Since childhood, she had combated her low-grade neuroses with the infinite act of indexing. Unlike her older sister Vivienne, who had started dying her hair blond at thirteen and had safely married a Florida real estate mogul by the time she turned twenty-one, wiry, pale Charlene had grown up uncomfortable in her own skin, and yet she seemed to revel in this discomfort, no doubt due in part to a pervasive intellect that she had never quite been able to tame. At age nine, she began collecting obituaries from the New York Times, completely taken with the act of summarizing a life in only a couple hundred words. She collected classics of the genre—“Emilie Dionne, 20; Nun, Quintuplet”; “Marion Tinsley, 55; Checkers Champion Who Regularly Beat Men”—and then began to pen her own for (still living) neighbors, friends, and family.
“My little deaths,” she called them. “Mes petites morts.” (She had just started taking French, though she did not pick up on the sexual overtones of her declaration.) Such a morbid fascination had elicited a worried burst of letters from her teacher, until it was determined that this, like everything else, must be just a phase.
Charlene was a voracious, practically manic reader, and her bedroom in the attic had quickly filled with books that threatened to overrun the house. Her mother, Louise, the grammar instructor, recognized the imminent bibliographic chaos brewing above their heads. She warned her younger daughter about the dangers of disorder:
“When you can’t find something,” she said, “it may as well not exist.”
This pronouncement struck an elemental chord in young Charlene. She felt a great panic welling up just beyond the boundaries of her consciousness, so she asked her father to help her build floor-to-ceiling shelves in her bedroom. Charlene then took up organizing all of her books alphabetically by the author’s last name, an incredibly satisfying task that made her fingertips tingle with anticipation of the distinct order she was carving out of nothing. Except that when she was finished, the allure of such an index was swiftly overshadowed by the consequent hollowness of the system: the author’s name was divorced from what was actually taking place in the books themselves.

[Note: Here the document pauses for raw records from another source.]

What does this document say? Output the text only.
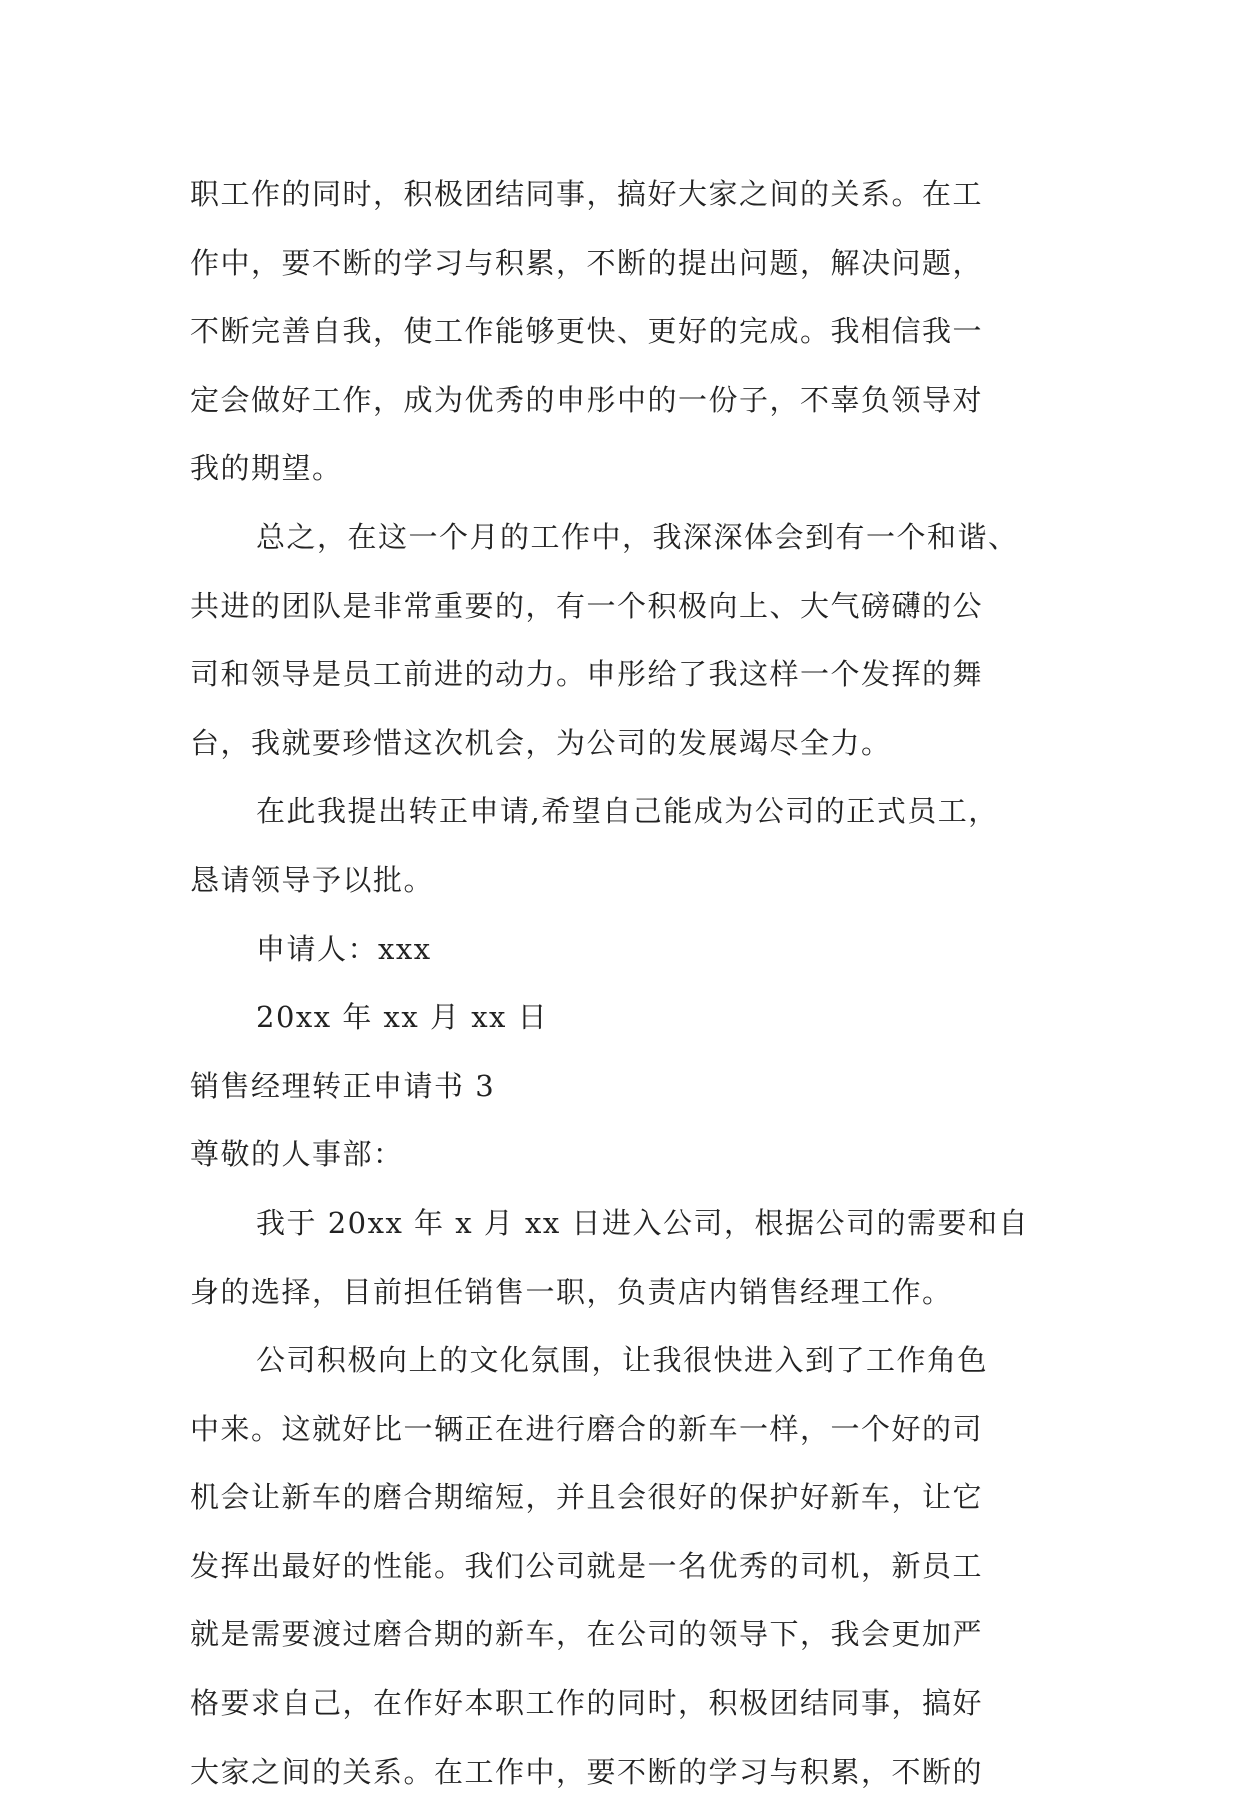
职工作的同时，积极团结同事，搞好大家之间的关系。在工
作中，要不断的学习与积累，不断的提出问题，解决问题，
不断完善自我，使工作能够更快、更好的完成。我相信我一
定会做好工作，成为优秀的申彤中的一份子，不辜负领导对
我的期望。
总之，在这一个月的工作中，我深深体会到有一个和谐、
共进的团队是非常重要的，有一个积极向上、大气磅礴的公
司和领导是员工前进的动力。申彤给了我这样一个发挥的舞
台，我就要珍惜这次机会，为公司的发展竭尽全力。
在此我提出转正申请,希望自己能成为公司的正式员工，
恳请领导予以批。
申请人：xxx
20xx 年 xx 月 xx 日
销售经理转正申请书 3
尊敬的人事部：
我于 20xx 年 x 月 xx 日进入公司，根据公司的需要和自
身的选择，目前担任销售一职，负责店内销售经理工作。
公司积极向上的文化氛围，让我很快进入到了工作角色
中来。这就好比一辆正在进行磨合的新车一样，一个好的司
机会让新车的磨合期缩短，并且会很好的保护好新车，让它
发挥出最好的性能。我们公司就是一名优秀的司机，新员工
就是需要渡过磨合期的新车，在公司的领导下，我会更加严
格要求自己，在作好本职工作的同时，积极团结同事，搞好
大家之间的关系。在工作中，要不断的学习与积累，不断的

The Age of Innocence, for instance, written by Wharton, E., was marooned on the very bottom shelf, which did not seem right at all. She set about discovering a new method of intimate organization that came as close as possible to mirroring the peaks and valleys of her own mind. In fact, she was chasing that same first tingle in the fingertips, a sensation she would never be able to quite replicate. Still, she searched. Painstakingly, over a period of months, she arranged and then rearranged the books using increasingly obscure criteria: first it was alphabetically by subject, then by character, then according to a much more mystical system based on how important each book was to her, a scheme that inevitably shifted daily and required constant tending. She even made a card catalog system for her collection of books and periodicals and created a ledger book with checkout slips for lending. Her mother offered to give her an old date stamper from school, but she refused, instead deciding to steal one from their local public library. It was by far the worst thing she had ever done, but it made her own library feel bona fide, legitimated by an act of petty larceny. When it was finally all ready to go, she put posters up at school touting the grand opening of the Volmer Collection Privée. This was what she called it, thinking herself quite grown up for knowing a French word like privée. On Saturday, she set up a desk by her bedroom door and waited for the people to come explore her vast, perfectly organized collection privée.